“Murder in the Dark” by F. J. Bergmann

She came out of the woods
with nothing but a blanket
sprayed with white and silver paint
horribly smudged from the tears
streaming down her face;
pale, voice silent, and smile gone.

I have to get up early tomorrow,
he muttered, standing there
with a look of puzzlement
and a large rat in his hand
by way of presenting credentials.
She seethed into transformation.

Lantern light threw twisting shadows
upon my countenance, revealing
horribly scarred and bloated wings
with patches of hair missing.
He rushed against the tissue paper.
One recovers slowly from such a shock

Keep your hands up and turn to face the wall,
I said, putting my finger on his mouth.
The rhetoric was mainly romantic,
no real emotion in it.
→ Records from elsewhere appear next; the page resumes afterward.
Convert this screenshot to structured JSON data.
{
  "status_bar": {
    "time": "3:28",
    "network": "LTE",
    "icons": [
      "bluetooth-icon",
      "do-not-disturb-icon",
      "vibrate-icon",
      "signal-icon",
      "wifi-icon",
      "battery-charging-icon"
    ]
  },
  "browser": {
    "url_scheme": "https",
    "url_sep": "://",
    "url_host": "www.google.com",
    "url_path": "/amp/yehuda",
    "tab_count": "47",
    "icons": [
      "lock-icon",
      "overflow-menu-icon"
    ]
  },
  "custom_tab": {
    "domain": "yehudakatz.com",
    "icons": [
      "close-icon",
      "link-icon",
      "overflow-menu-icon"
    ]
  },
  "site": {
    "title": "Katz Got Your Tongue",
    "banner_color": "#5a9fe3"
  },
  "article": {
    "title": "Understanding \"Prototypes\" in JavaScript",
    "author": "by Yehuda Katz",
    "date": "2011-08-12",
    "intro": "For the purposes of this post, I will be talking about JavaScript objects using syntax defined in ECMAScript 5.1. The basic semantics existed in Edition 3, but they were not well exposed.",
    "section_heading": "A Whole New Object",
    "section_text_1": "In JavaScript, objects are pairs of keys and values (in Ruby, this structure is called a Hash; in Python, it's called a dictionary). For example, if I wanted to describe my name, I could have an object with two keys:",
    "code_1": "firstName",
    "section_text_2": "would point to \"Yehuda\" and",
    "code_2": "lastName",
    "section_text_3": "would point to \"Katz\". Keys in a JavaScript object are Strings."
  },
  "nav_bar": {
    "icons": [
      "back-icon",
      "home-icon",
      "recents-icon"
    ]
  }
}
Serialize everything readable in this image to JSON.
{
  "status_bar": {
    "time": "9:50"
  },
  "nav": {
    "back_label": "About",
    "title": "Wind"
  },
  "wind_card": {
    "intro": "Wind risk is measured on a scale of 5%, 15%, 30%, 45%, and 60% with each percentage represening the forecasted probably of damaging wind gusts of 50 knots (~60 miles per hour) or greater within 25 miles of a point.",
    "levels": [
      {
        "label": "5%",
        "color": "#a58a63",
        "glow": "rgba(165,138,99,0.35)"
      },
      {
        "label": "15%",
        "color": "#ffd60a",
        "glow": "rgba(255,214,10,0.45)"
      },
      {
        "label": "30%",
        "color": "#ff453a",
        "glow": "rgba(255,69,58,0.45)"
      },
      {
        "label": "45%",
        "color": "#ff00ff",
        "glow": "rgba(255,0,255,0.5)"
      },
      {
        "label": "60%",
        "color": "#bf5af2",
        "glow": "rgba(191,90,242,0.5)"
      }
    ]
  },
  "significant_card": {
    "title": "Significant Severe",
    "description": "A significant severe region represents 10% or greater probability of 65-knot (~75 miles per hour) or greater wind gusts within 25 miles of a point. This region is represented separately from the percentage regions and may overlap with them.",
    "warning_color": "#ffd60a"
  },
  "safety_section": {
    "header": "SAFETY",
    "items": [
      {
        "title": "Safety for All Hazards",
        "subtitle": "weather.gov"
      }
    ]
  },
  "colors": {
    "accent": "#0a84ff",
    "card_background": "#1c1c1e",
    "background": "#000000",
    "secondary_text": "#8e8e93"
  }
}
As the elevator
crept downward we became very close,
accentuated by loud chords on the soundtrack.


F. J. Bergmann is the poetry editor of Mobius: The Journal of Social Change (mobiusmagazine.com). She lives in Wisconsin and fantasizes about tragedies on or near exoplanets. Her work has appeared in Asimov’s SF, Polu Texni, Soft Cartel, Spectral Realms, Vastarien, and elsewhere. She thinks imagination can compensate for anything.